Dalam permohonan sebelumnya, Sutarjo yang berprofesi sebagai pengacara mengajukan permohonan Nomor 4/PUU-XVI/2018 karena penahanan yang dilakukan penyidik Polda Jatim terhadap dirinya. Sebelumnya, pemohon telah melaporkan Mashudi, yang berprofesi sebagai notaris/PPAT, sehubungan dengan sengketa jual beli tanah tambak yang melibatkan klien pemohon. Setelahnya, Pemohon menerima surat perintah penahanan karena Mashudi melaporkan kembali Pemohon dan Klien Pemohon dengan dugaan tindak pidana pemalsuan dan/atau fitnah dan/atau pengaduan palsu. Pemohon mendalilkan bentuk perlindungan terhadap martabat seseorang salah satunya diwujudkan dengan adanya jaminan hak seseorang tidak boleh ditangkap dan ditahan secara sewenang-wenang. Sebagaimana ditegaskan oleh Pasal 9 Universal Declaration of Human Rights (UDHR) 1948.

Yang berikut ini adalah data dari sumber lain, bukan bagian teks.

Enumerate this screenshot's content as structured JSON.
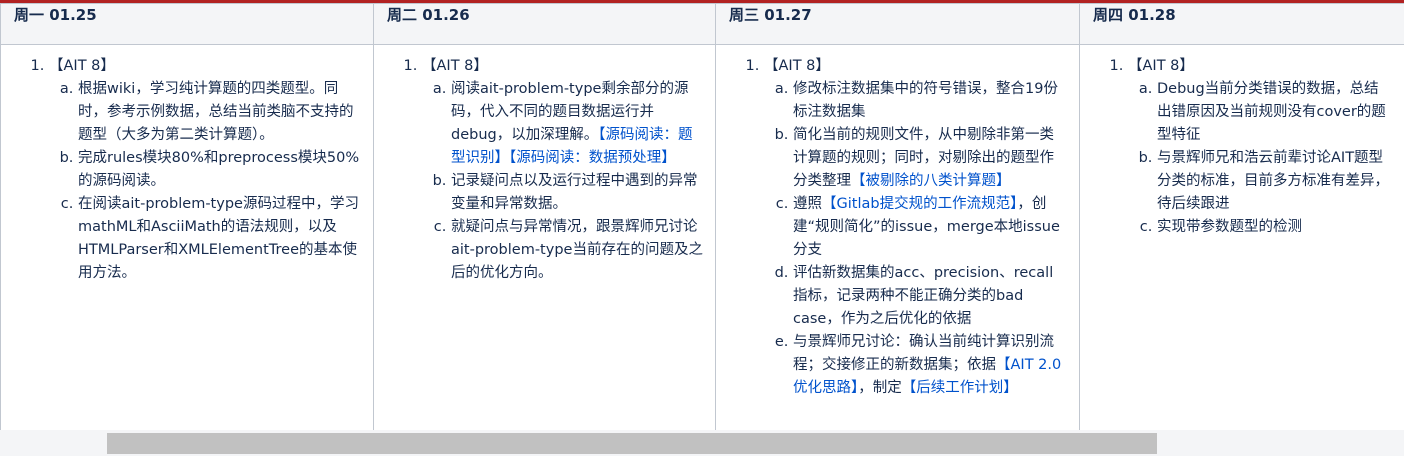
{
  "columns": [
    {
      "header": "周一 01.25",
      "item_label": "【AIT 8】",
      "subitems": [
        [
          {
            "t": "根据wiki，学习纯计算题的四类题型。同时，参考示例数据，总结当前类脑不支持的题型（大多为第二类计算题）。"
          }
        ],
        [
          {
            "t": "完成rules模块80%和preprocess模块50%的源码阅读。"
          }
        ],
        [
          {
            "t": "在阅读ait-problem-type源码过程中，学习mathML和AsciiMath的语法规则，以及HTMLParser和XMLElementTree的基本使用方法。"
          }
        ]
      ]
    },
    {
      "header": "周二 01.26",
      "item_label": "【AIT 8】",
      "subitems": [
        [
          {
            "t": "阅读ait-problem-type剩余部分的源码，代入不同的题目数据运行并debug，以加深理解。"
          },
          {
            "t": "【",
            "link": true
          },
          {
            "t": "源码阅读：题型识别",
            "link": true
          },
          {
            "t": "】【",
            "link": true
          },
          {
            "t": "源码阅读：数据预处理",
            "link": true
          },
          {
            "t": "】",
            "link": true
          }
        ],
        [
          {
            "t": "记录疑问点以及运行过程中遇到的异常变量和异常数据。"
          }
        ],
        [
          {
            "t": "就疑问点与异常情况，跟景辉师兄讨论ait-problem-type当前存在的问题及之后的优化方向。"
          }
        ]
      ]
    },
    {
      "header": "周三 01.27",
      "item_label": "【AIT 8】",
      "subitems": [
        [
          {
            "t": "修改标注数据集中的符号错误，整合19份标注数据集"
          }
        ],
        [
          {
            "t": "简化当前的规则文件，从中剔除非第一类计算题的规则；同时，对剔除出的题型作分类整理"
          },
          {
            "t": "【",
            "link": true
          },
          {
            "t": "被剔除的八类计算题",
            "link": true
          },
          {
            "t": "】",
            "link": true
          }
        ],
        [
          {
            "t": "遵照"
          },
          {
            "t": "【",
            "link": true
          },
          {
            "t": "Gitlab提交规的工作流规范",
            "link": true
          },
          {
            "t": "】",
            "link": true
          },
          {
            "t": "，创建“规则简化”的issue，merge本地issue分支"
          }
        ],
        [
          {
            "t": "评估新数据集的acc、precision、recall指标，记录两种不能正确分类的bad case，作为之后优化的依据"
          }
        ],
        [
          {
            "t": "与景辉师兄讨论：确认当前纯计算识别流程；交接修正的新数据集；依据"
          },
          {
            "t": "【",
            "link": true
          },
          {
            "t": "AIT 2.0优化思路",
            "link": true
          },
          {
            "t": "】",
            "link": true
          },
          {
            "t": "，制定"
          },
          {
            "t": "【",
            "link": true
          },
          {
            "t": "后续工作计划",
            "link": true
          },
          {
            "t": "】",
            "link": true
          }
        ]
      ]
    },
    {
      "header": "周四 01.28",
      "item_label": "【AIT 8】",
      "subitems": [
        [
          {
            "t": "Debug当前分类错误的数据，总结出错原因及当前规则没有cover的题型特征"
          }
        ],
        [
          {
            "t": "与景辉师兄和浩云前辈讨论AIT题型分类的标准，目前多方标准有差异，待后续跟进"
          }
        ],
        [
          {
            "t": "实现带参数题型的检测"
          }
        ]
      ]
    }
  ]
}
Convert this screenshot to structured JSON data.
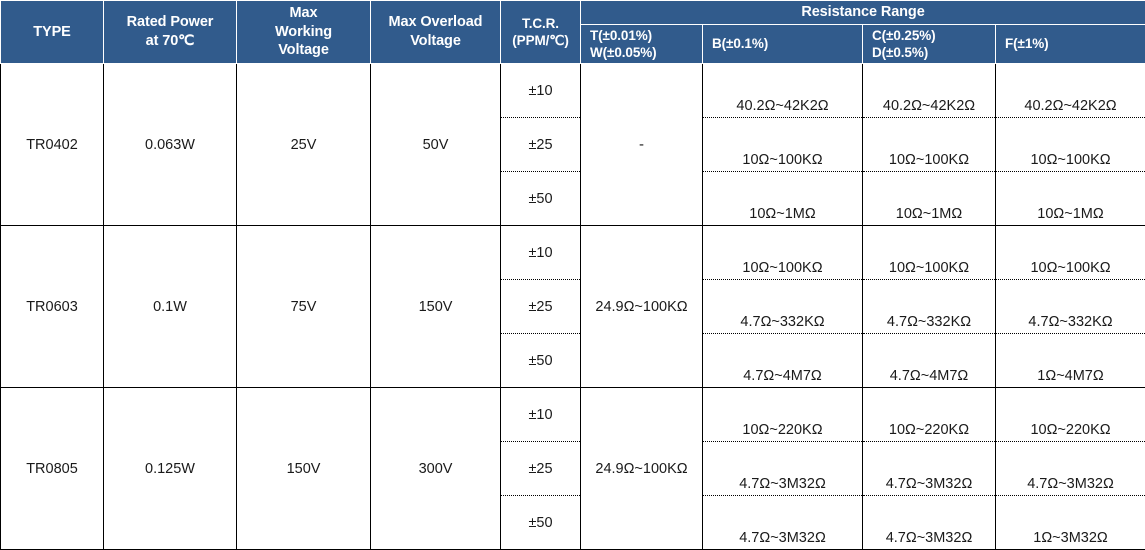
{
  "table": {
    "headers": {
      "type": "TYPE",
      "rated_power": "Rated Power\nat 70℃",
      "rated_power_line1": "Rated Power",
      "rated_power_line2": "at 70℃",
      "max_working_voltage_line1": "Max",
      "max_working_voltage_line2": "Working",
      "max_working_voltage_line3": "Voltage",
      "max_overload_voltage_line1": "Max Overload",
      "max_overload_voltage_line2": "Voltage",
      "tcr_line1": "T.C.R.",
      "tcr_line2": "(PPM/℃)",
      "resistance_range": "Resistance Range",
      "tol_tw_line1": "T(±0.01%)",
      "tol_tw_line2": "W(±0.05%)",
      "tol_b": "B(±0.1%)",
      "tol_cd_line1": "C(±0.25%)",
      "tol_cd_line2": "D(±0.5%)",
      "tol_f": "F(±1%)"
    },
    "rows": [
      {
        "type": "TR0402",
        "rated_power": "0.063W",
        "max_working_voltage": "25V",
        "max_overload_voltage": "50V",
        "tcr_values": [
          "±10",
          "±25",
          "±50"
        ],
        "tw": "-",
        "tw_is_merged": true,
        "b": [
          "40.2Ω~42K2Ω",
          "10Ω~100KΩ",
          "10Ω~1MΩ"
        ],
        "cd": [
          "40.2Ω~42K2Ω",
          "10Ω~100KΩ",
          "10Ω~1MΩ"
        ],
        "f": [
          "40.2Ω~42K2Ω",
          "10Ω~100KΩ",
          "10Ω~1MΩ"
        ]
      },
      {
        "type": "TR0603",
        "rated_power": "0.1W",
        "max_working_voltage": "75V",
        "max_overload_voltage": "150V",
        "tcr_values": [
          "±10",
          "±25",
          "±50"
        ],
        "tw": "24.9Ω~100KΩ",
        "tw_is_merged": true,
        "b": [
          "10Ω~100KΩ",
          "4.7Ω~332KΩ",
          "4.7Ω~4M7Ω"
        ],
        "cd": [
          "10Ω~100KΩ",
          "4.7Ω~332KΩ",
          "4.7Ω~4M7Ω"
        ],
        "f": [
          "10Ω~100KΩ",
          "4.7Ω~332KΩ",
          "1Ω~4M7Ω"
        ]
      },
      {
        "type": "TR0805",
        "rated_power": "0.125W",
        "max_working_voltage": "150V",
        "max_overload_voltage": "300V",
        "tcr_values": [
          "±10",
          "±25",
          "±50"
        ],
        "tw": "24.9Ω~100KΩ",
        "tw_is_merged": true,
        "b": [
          "10Ω~220KΩ",
          "4.7Ω~3M32Ω",
          "4.7Ω~3M32Ω"
        ],
        "cd": [
          "10Ω~220KΩ",
          "4.7Ω~3M32Ω",
          "4.7Ω~3M32Ω"
        ],
        "f": [
          "10Ω~220KΩ",
          "4.7Ω~3M32Ω",
          "1Ω~3M32Ω"
        ]
      }
    ],
    "colors": {
      "header_background": "#315b8c",
      "header_text": "#ffffff",
      "body_text": "#1a1a1a",
      "border": "#000000",
      "background": "#ffffff"
    }
  }
}
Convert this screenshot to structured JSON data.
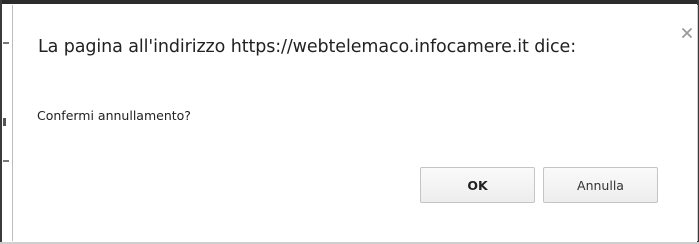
{
  "dialog": {
    "title": "La pagina all'indirizzo https://webtelemaco.infocamere.it dice:",
    "message": "Confermi annullamento?",
    "close_icon": "close-icon",
    "buttons": {
      "ok_label": "OK",
      "cancel_label": "Annulla"
    }
  },
  "colors": {
    "text": "#222222",
    "button_border": "#c4c4c4",
    "button_bg": "#f4f4f4",
    "close_icon": "#9a9a9a"
  }
}
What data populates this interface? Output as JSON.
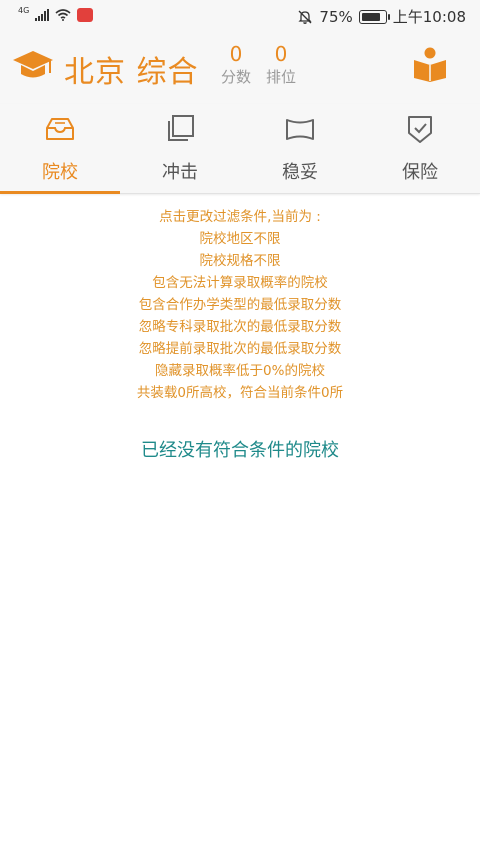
{
  "status_bar": {
    "network": "4G",
    "battery": "75%",
    "time": "上午10:08"
  },
  "header": {
    "region": "北京 综合",
    "score_value": "0",
    "score_label": "分数",
    "rank_value": "0",
    "rank_label": "排位"
  },
  "tabs": [
    {
      "label": "院校",
      "icon": "inbox-icon",
      "active": true
    },
    {
      "label": "冲击",
      "icon": "copy-icon",
      "active": false
    },
    {
      "label": "稳妥",
      "icon": "frame-icon",
      "active": false
    },
    {
      "label": "保险",
      "icon": "shield-check-icon",
      "active": false
    }
  ],
  "filters": {
    "intro": "点击更改过滤条件,当前为 :",
    "lines": [
      "院校地区不限",
      "院校规格不限",
      "包含无法计算录取概率的院校",
      "包含合作办学类型的最低录取分数",
      "忽略专科录取批次的最低录取分数",
      "忽略提前录取批次的最低录取分数",
      "隐藏录取概率低于0%的院校",
      "共装载0所高校，符合当前条件0所"
    ]
  },
  "empty_message": "已经没有符合条件的院校",
  "colors": {
    "accent": "#e98a21",
    "filter_text": "#e0932a",
    "empty_text": "#1f8a8a",
    "header_bg": "#f7f7f7"
  }
}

Menurut Pemohon, penahanan adalah perampasan kemerdekaan seseorang dan seharusnya pembentuk UU memberikan kontrol terhadap aparat penegak hukum dalam melakukan penahanan agar tidak terjadi pelanggaran hak asasi manusia. Apabila seorang tersangka kooperatif, tidak mempersulit penyidikan, tidak melarikan diri dalam penyidikan, penyidik maupun Jaksa Penuntut Umum (JPU) tetap saja bisa melakukan penahanan. Faktanya, seringkali kewenangan penahanan menjadi sarana transaksional, tergantung dari penyidik maupun JPU. Namun demikian, dalam hal ini, tersangka tidak diberikan hak untuk membela diri agar tidak dilakukan penahanan.
Pada akhir persidangan, Wakil Ketua MK Anwar Usman menyampaikan agar Pemohon dan Kuasa Presiden menyerahkan kesimpulan selambatnya pada Kamis, 29 Maret 2018 pukul 10.00 WIB kepada Kepaniteraan MK. (Sri Pujianti/LA)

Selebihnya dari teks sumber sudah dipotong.